Что он несет? С огромным трудом Валерия сдержала порыв поднять руку, прижать указательный палец к виску и со свистом покрутить. Наташенька — наверняка первая жена Петра и мать оболтусов — выиграла хотя бы в том, что весь этот абсурд не застала. Лера часто придумывала в голове этот разговор и даже наметила несколько вариантов мыслей Махалина-старшего, но она даже в кошмарах не могла представить, что он так трепетно, так искренне примется сыновей хвалить. Зачем же тогда денег лишал? Вырастил придурками — и в том же духе продолжал бы.

Она полюбопытствовала очень вкрадчиво:

— Петр Ильич, я вас окончательно перестала понимать, но поймала себя на мысли, что лучше бы не геодезию изучала, а генетику. Похоже, даже невменяемость прекрасно по наследству передается.

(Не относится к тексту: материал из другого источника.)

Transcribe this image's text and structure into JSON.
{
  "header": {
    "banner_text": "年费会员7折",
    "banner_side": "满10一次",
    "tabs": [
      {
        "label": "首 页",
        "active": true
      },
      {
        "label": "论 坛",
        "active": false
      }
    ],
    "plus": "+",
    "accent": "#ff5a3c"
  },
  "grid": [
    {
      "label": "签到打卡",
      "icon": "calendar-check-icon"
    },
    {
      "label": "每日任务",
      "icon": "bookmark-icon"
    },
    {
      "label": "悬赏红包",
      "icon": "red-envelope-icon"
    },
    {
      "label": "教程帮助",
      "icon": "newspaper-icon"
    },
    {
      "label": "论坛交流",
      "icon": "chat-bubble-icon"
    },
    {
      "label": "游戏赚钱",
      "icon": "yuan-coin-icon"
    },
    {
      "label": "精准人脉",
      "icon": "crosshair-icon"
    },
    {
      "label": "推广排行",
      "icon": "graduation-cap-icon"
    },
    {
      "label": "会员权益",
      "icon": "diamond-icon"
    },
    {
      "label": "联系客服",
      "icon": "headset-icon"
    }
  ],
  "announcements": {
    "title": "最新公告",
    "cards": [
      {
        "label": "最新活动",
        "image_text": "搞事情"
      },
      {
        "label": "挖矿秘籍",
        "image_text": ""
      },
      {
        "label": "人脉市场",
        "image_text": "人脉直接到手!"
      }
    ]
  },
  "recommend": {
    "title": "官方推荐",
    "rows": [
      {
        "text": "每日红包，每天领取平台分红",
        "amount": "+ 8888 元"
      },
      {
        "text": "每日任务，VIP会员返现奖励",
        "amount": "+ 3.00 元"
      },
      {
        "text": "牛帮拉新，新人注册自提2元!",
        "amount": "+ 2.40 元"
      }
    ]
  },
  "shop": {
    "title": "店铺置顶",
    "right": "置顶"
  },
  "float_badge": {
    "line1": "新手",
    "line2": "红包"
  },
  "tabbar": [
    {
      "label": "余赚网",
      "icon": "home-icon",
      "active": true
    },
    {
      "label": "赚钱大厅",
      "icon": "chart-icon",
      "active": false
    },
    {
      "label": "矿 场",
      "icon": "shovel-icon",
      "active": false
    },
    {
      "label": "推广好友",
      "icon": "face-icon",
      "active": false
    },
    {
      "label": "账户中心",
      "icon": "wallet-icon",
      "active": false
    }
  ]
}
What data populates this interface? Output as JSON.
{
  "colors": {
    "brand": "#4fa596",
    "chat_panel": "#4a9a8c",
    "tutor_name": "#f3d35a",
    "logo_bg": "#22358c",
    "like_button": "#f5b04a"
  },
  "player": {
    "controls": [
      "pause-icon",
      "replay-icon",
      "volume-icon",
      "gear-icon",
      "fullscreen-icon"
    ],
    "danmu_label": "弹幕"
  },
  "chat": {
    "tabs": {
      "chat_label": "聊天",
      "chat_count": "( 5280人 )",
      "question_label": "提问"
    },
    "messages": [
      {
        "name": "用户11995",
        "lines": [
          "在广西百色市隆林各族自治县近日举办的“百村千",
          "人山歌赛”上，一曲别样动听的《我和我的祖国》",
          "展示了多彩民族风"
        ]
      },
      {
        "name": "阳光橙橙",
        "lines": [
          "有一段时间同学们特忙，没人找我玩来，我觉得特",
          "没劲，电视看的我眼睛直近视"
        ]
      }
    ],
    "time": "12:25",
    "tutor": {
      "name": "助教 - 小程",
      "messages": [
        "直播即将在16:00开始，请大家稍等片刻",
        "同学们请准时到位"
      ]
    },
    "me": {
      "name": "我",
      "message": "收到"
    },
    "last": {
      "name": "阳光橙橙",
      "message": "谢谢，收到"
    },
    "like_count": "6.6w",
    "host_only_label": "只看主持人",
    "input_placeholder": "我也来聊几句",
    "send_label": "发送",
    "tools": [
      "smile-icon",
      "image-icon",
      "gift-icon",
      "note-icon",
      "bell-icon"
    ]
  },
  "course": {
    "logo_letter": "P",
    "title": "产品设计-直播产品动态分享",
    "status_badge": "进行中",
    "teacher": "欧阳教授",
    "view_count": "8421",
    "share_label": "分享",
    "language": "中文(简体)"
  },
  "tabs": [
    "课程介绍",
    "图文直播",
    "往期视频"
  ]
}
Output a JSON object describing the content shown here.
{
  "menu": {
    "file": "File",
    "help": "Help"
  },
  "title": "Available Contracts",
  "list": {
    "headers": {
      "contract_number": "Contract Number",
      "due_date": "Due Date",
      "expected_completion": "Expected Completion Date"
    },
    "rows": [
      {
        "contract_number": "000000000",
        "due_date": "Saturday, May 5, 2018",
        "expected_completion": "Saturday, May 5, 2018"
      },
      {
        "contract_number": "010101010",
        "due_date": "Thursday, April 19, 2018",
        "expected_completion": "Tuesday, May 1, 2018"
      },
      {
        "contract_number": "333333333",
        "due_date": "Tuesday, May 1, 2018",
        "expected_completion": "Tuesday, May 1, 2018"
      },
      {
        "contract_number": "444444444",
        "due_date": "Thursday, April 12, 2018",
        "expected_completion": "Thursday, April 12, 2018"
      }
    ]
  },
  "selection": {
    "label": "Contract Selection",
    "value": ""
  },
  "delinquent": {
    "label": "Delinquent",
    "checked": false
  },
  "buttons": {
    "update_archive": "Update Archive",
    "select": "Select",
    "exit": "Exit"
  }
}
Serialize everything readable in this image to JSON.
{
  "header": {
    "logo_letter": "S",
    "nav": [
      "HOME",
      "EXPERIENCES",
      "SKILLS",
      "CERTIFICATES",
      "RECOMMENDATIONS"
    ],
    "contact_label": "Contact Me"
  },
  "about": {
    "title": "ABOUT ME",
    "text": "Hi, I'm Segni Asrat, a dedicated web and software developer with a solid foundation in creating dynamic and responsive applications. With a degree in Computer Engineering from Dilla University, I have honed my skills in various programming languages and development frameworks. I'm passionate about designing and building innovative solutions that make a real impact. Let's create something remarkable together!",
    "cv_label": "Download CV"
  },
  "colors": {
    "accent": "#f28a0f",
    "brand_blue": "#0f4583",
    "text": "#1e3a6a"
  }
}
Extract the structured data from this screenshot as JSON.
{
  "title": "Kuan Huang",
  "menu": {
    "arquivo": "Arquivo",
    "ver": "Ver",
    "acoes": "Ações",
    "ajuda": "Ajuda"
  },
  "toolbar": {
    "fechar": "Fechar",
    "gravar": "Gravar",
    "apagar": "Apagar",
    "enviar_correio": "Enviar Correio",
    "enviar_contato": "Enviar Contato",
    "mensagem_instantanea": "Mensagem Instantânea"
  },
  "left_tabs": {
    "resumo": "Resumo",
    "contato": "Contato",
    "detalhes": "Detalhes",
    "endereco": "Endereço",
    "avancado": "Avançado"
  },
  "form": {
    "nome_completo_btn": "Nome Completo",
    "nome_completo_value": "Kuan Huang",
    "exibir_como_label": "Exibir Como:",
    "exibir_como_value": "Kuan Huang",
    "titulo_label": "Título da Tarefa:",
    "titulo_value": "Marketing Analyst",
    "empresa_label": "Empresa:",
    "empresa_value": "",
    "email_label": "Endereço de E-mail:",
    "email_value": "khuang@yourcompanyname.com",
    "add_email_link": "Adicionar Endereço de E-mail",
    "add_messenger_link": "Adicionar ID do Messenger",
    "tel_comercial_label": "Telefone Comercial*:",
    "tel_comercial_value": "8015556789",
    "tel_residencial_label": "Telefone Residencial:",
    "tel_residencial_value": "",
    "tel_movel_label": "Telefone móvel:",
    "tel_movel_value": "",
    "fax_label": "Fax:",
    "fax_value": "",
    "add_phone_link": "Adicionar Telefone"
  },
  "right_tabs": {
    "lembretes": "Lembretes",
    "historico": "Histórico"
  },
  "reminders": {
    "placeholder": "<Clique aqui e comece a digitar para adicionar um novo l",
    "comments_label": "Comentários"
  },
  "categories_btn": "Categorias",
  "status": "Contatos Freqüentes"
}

Махалин, заметив ее полное замешательство, в итоге соизволил перейти к своей части рассказа:

— Мне врачи диагноз поставили до отъезда. Я еще долго протянул, но сейчас понятно, что время на исходе. Потому вышвырнул третью жену в развод, с вами решил связаться и расставить все точки. А в самом начале я был просто раздавлен — тем, что оставляю сыновей на этом свете ни с чем. Восемь миллионов не считаются: если основного понимания нет, то потерять восемь миллионов — просто вопрос времени. Это же крупный бизнес: там такие обороты, что лучше даже не соваться без навыка крепко держать свое. Вот я и придумал забрать у них фантик, чтобы они в своих мозгах поковырялись.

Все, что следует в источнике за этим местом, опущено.